For Portland, Ore., artist Niels Madsen, inspiration lies in “what is hiding under the bark of every tree.”
Each piece of wood is a portrait of swirls, rings and ripples created by the fluctuations of sun, wind, water and soil. Madsen’s functional wooden bowls, platters, handles and containers shine the spotlight on nature’s work.
“My goal is to find the design that displays that beauty to its most brilliant advantage,” Madsen said.
Madsen uses wood from six of the world’s seven continents — from a maple that grew in his neighborhood to a gimlet burl from the gold fields of Australia. The cost of his pieces range from $25 to more than $2,500.
The Hive Gallery
Creating mixed-media art that is surreal, whimsical, modern and fantastical, Emily Edmunds of Salt Lake City is the force behind the Hive Gallery. Prints start at $25.
Soaps and salves
Brandi Mayes calls herself a “chronic DIY enthusiast.” When the Post Falls woman’s first child was born her focus turned to creating natural, safe products for her family.
Drawing on her knowledge of herbalism, she began making products like soap, sun screen, lotion, bug repellent, healing salves and deodorant. Seeing a need for these products in her community she started Gaia Goods.
“Many of the products in my line are inspired by both a desire for a truly natural version and by a desire to provide the lowest environmental footprint possible of that product,” said Mayes, who uses only organic, sustainably harvested oils. Mayes infuses the oils with medicinal herbs that she grows or gathers locally. She does not use any synthetic dyes or fragrances and her packaging is recyclable, compostable or exchangeable for a credit so she can reuse it. Her products range in price from $5 to $20.
Snake River Nets
A lifelong fisherman, a friend gave Mike Avery a gift in 2002 that turned into an artistic obsession.
The gift was a net and while it was nice, Avery imagined improvements to make it
better. Those ideas spawned Snake River Nets, Avery’s business hand-making wooden nets and fly boxes.
“There is not just one ideal net that does everything,” said Avery of Idaho Falls. “If there was I would be on the river more.”
Avery makes six different sizes of nets using strong and durable regional and exotic woods like cherry, purple heart and African mahogany.

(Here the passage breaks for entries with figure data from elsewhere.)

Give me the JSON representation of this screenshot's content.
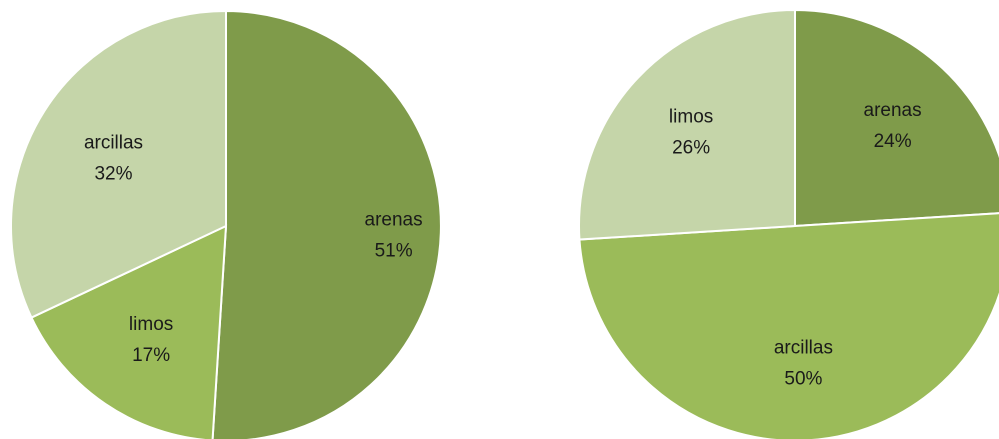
{
  "chart_data": [
    {
      "type": "pie",
      "title": "",
      "slices": [
        {
          "label": "arenas",
          "value": 51,
          "display": "51%",
          "color": "#7f9b4a"
        },
        {
          "label": "limos",
          "value": 17,
          "display": "17%",
          "color": "#9bbb59"
        },
        {
          "label": "arcillas",
          "value": 32,
          "display": "32%",
          "color": "#c5d5a9"
        }
      ],
      "start_angle_deg": 0,
      "direction": "clockwise",
      "legend": "none",
      "data_labels": "inside"
    },
    {
      "type": "pie",
      "title": "",
      "slices": [
        {
          "label": "arenas",
          "value": 24,
          "display": "24%",
          "color": "#7f9b4a"
        },
        {
          "label": "arcillas",
          "value": 50,
          "display": "50%",
          "color": "#9bbb59"
        },
        {
          "label": "limos",
          "value": 26,
          "display": "26%",
          "color": "#c5d5a9"
        }
      ],
      "start_angle_deg": 0,
      "direction": "clockwise",
      "legend": "none",
      "data_labels": "inside"
    }
  ]
}
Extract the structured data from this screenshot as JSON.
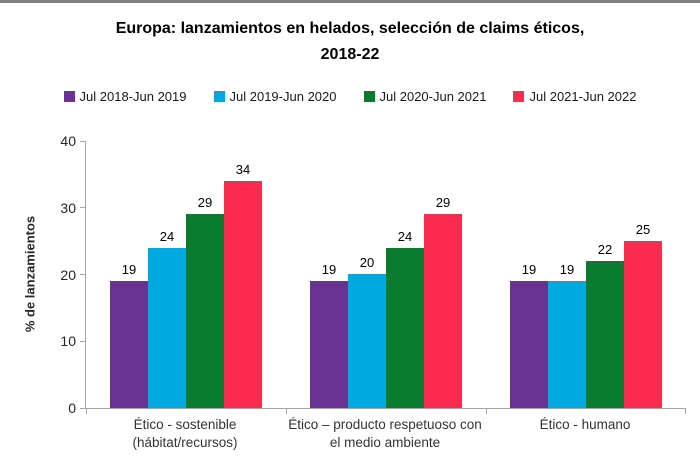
{
  "page": {
    "background": "#ffffff",
    "top_border_color": "#7f7f7f"
  },
  "chart_data": {
    "type": "bar",
    "title": "Europa: lanzamientos en helados, selección de claims éticos, 2018-22",
    "title_lines": [
      "Europa: lanzamientos en helados, selección de claims éticos,",
      "2018-22"
    ],
    "ylabel": "% de lanzamientos",
    "xlabel": "",
    "ylim": [
      0,
      40
    ],
    "yticks": [
      0,
      10,
      20,
      30,
      40
    ],
    "grid": false,
    "legend_position": "top",
    "axis_color": "#a6a6a6",
    "data_labels": true,
    "categories": [
      "Ético - sostenible (hábitat/recursos)",
      "Ético – producto respetuoso con el medio ambiente",
      "Ético - humano"
    ],
    "series": [
      {
        "name": "Jul 2018-Jun 2019",
        "color": "#6a3293",
        "values": [
          19,
          19,
          19
        ]
      },
      {
        "name": "Jul 2019-Jun 2020",
        "color": "#00a9e0",
        "values": [
          24,
          20,
          19
        ]
      },
      {
        "name": "Jul 2020-Jun 2021",
        "color": "#0b7c2f",
        "values": [
          29,
          24,
          22
        ]
      },
      {
        "name": "Jul 2021-Jun 2022",
        "color": "#fb2b50",
        "values": [
          34,
          29,
          25
        ]
      }
    ]
  }
}
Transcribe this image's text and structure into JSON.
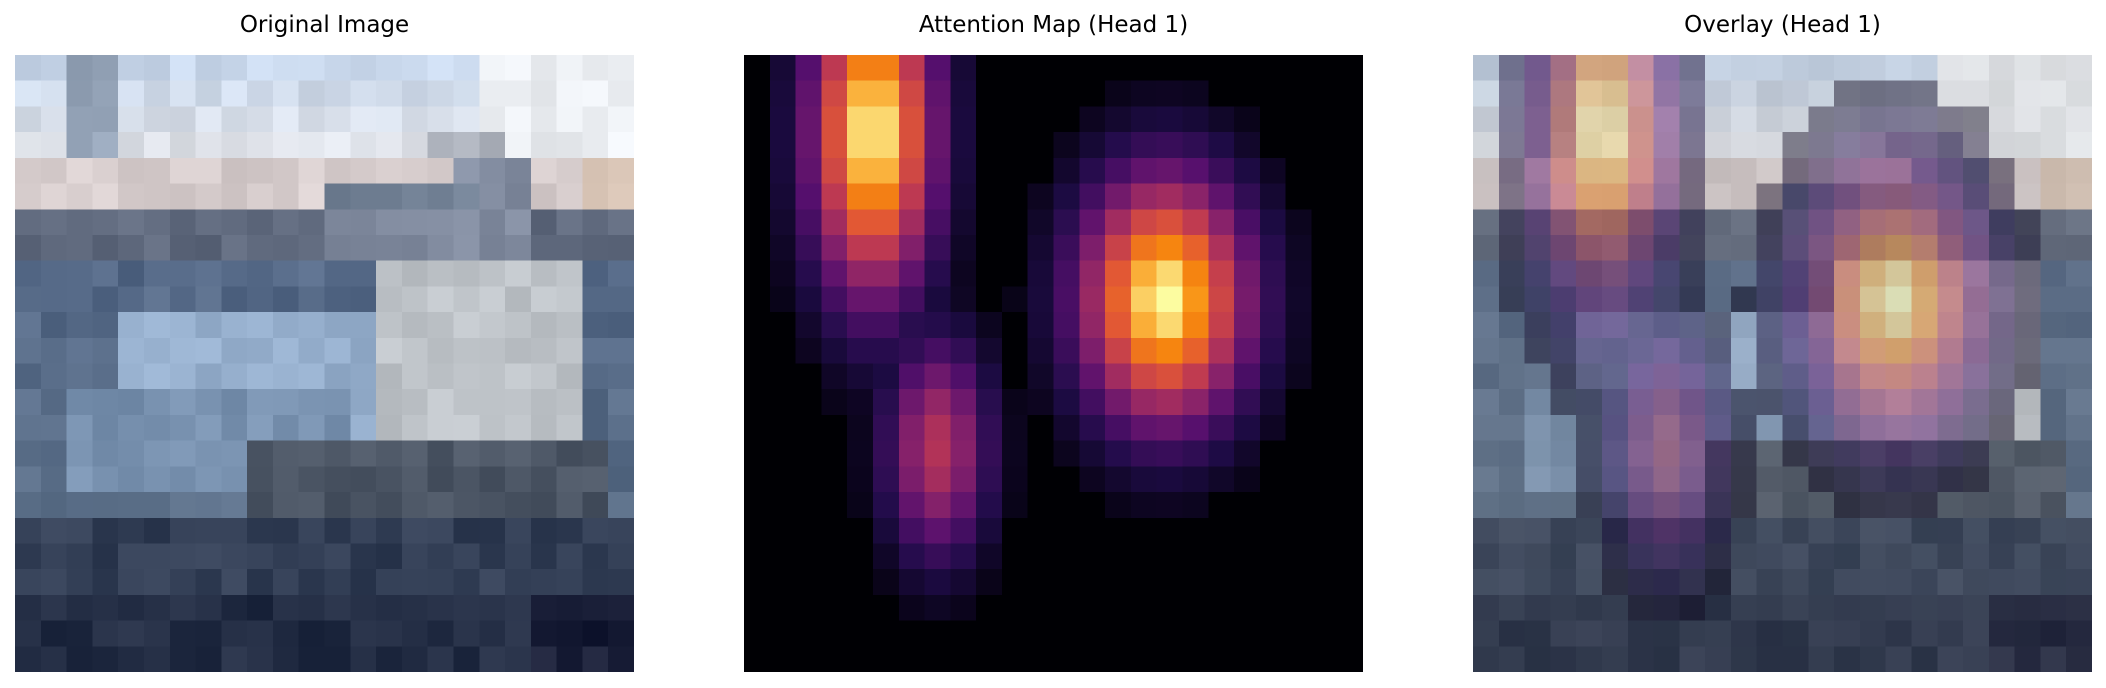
{
  "chart_data": [
    {
      "type": "heatmap",
      "title": "Original Image",
      "grid": false,
      "axes": "off",
      "content": "pixelated photo of a boat in a harbor",
      "grid_size": [
        24,
        24
      ]
    },
    {
      "type": "heatmap",
      "title": "Attention Map (Head 1)",
      "grid": false,
      "axes": "off",
      "colormap": "inferno",
      "grid_size": [
        24,
        24
      ],
      "peaks": [
        {
          "row": 3,
          "col": 4,
          "intensity": 1.0
        },
        {
          "row": 9,
          "col": 16,
          "intensity": 1.0
        },
        {
          "row": 15,
          "col": 7,
          "intensity": 0.55
        }
      ]
    },
    {
      "type": "heatmap",
      "title": "Overlay (Head 1)",
      "grid": false,
      "axes": "off",
      "colormap": "inferno",
      "grid_size": [
        24,
        24
      ]
    }
  ]
}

The shape and length of the handle and hoop are customized for the activity, whether it be wading, fishing from a pontoon or fishing for steelhead. Nets are fitted with PVC or rubber bags that are easier for the fisherman and safer on the fish, Avery said. Four sizes have measure devices inside the bag or on the handle. Prices range from $95 for wading nets to $220 for steelhead nets.
“A lot of people think they’re too pretty to use in the water but they’re definitely made to be fished with,” Avery said of the nets, which come with a lifetime warranty.

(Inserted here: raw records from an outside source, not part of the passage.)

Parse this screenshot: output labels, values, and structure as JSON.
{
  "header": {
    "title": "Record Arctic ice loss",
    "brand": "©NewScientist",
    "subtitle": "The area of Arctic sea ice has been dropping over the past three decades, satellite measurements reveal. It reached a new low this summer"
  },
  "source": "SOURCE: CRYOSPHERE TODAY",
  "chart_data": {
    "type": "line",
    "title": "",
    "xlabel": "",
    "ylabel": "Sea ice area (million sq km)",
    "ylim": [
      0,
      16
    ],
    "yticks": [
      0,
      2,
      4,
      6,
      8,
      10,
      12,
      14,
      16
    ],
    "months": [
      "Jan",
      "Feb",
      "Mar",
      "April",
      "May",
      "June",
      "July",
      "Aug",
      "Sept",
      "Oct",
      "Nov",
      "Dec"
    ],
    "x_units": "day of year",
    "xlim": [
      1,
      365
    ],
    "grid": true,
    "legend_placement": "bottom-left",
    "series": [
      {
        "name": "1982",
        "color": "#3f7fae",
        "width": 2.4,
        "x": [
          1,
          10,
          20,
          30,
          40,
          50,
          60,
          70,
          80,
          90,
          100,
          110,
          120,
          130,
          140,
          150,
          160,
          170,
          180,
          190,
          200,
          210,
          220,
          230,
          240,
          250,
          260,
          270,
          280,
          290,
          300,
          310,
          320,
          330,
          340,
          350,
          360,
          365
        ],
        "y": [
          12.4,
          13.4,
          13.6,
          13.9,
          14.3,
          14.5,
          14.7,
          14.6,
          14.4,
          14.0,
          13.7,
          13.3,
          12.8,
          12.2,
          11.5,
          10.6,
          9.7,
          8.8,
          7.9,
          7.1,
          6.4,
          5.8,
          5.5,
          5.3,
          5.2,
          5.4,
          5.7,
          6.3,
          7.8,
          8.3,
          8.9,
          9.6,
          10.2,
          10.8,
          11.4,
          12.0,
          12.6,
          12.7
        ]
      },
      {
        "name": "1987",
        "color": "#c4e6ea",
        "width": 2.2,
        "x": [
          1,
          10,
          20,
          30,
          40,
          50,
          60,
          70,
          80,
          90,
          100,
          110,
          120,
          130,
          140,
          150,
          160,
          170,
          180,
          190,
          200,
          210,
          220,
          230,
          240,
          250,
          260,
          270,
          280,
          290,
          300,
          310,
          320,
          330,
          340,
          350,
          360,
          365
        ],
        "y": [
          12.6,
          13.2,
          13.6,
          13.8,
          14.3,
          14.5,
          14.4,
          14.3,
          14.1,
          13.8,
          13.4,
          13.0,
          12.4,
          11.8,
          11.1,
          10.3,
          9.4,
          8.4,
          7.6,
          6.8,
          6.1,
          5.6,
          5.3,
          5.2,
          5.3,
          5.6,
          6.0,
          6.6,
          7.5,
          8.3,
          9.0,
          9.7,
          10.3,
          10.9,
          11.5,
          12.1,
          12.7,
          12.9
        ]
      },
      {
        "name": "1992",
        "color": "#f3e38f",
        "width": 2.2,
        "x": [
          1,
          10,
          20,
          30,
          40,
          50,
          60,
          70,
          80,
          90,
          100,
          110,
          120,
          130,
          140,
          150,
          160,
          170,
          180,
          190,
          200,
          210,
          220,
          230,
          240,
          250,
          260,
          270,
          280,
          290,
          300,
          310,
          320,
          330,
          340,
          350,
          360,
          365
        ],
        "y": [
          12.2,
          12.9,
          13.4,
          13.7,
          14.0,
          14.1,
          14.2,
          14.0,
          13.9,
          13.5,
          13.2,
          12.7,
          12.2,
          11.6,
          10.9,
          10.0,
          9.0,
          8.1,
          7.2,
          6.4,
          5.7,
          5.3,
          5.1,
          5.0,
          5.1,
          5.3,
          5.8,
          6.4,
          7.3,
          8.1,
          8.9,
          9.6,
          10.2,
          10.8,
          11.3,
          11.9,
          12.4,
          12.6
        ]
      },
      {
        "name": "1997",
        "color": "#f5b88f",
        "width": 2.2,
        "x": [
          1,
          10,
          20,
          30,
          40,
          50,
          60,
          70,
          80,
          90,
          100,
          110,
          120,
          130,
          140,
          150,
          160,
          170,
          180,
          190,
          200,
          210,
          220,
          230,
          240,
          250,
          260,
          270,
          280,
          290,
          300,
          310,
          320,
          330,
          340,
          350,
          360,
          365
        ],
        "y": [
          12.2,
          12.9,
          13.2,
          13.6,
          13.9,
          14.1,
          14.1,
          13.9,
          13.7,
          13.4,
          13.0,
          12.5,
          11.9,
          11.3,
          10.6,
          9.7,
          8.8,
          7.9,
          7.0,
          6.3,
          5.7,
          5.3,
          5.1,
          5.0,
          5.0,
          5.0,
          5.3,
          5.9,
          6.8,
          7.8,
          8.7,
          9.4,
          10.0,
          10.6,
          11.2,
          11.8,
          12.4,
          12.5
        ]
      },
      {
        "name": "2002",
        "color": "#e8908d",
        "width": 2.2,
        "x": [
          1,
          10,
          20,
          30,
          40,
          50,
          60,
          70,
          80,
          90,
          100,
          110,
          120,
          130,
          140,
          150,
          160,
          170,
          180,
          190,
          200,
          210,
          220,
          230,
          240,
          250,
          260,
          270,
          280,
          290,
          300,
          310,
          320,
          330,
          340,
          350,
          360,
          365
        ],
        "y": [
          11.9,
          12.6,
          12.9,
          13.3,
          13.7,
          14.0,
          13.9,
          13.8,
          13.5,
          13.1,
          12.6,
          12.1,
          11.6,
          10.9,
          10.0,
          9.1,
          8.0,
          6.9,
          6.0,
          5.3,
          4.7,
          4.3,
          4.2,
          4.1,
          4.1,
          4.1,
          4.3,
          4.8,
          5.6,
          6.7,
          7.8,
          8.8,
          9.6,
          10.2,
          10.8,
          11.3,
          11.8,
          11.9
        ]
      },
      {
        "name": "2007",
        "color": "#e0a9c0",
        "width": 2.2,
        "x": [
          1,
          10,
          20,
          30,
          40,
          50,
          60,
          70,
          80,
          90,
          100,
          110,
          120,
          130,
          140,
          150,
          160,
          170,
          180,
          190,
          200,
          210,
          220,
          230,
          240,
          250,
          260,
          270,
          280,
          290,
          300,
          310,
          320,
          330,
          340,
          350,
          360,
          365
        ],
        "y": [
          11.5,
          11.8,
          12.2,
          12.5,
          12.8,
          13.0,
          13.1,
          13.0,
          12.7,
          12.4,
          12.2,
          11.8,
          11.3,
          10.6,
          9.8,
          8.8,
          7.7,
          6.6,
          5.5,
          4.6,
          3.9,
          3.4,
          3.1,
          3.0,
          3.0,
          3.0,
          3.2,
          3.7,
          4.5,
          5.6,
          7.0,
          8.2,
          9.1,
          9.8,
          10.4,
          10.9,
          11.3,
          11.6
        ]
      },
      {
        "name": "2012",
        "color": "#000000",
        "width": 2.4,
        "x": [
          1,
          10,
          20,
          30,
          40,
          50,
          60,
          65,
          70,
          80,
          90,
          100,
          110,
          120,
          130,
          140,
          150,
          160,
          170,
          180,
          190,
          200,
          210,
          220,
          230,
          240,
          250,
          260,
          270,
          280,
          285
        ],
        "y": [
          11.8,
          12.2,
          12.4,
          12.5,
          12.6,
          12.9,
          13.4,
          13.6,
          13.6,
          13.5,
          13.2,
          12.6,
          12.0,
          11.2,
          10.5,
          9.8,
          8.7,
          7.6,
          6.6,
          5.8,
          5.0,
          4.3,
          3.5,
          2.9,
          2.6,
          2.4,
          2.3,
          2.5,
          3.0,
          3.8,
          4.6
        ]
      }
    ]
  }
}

His wooden fly boxes feature laser-etched maps of area rivers inlaid with turquoise. For Art Under the Elms Avery will bring boxes featuring Kelly Creek and the Clearwater. The boxes are designed to fit in the pocket of a vest and cost $50.
Fluff for the Particular
Inspired by the botanicals of nature and the independent fashion of Northwest women, Solymar Palm of Boise makes one-of-a-kind jewelry. Working with copper, brass and aluminum forms, she cuts, shapes, textures, patinas and waxes each piece by hand. Items start at $18.
If You go
What: 31st annual Art Under the Elms
When: April 24-26
– Noon to 7 p.m. Friday
– 10 a.m. to 6 p.m. Saturday
– 10 a.m. to 4 p.m. Sunday
Where: Lewis-Clark State College campus
Cost: $3 for all three days
Of Note: Other festival activities include the Dogwood Tea Fairy Tent, an international-style food court, a Family Fun Fair and live music by regional bands and musicians on two stages.
The Dogwood Show & Shine takes place from 10 a.m. to 3 p.m. Saturday in LCSC’s Fourth Street parking lot. Car registration is $15 and admission is free.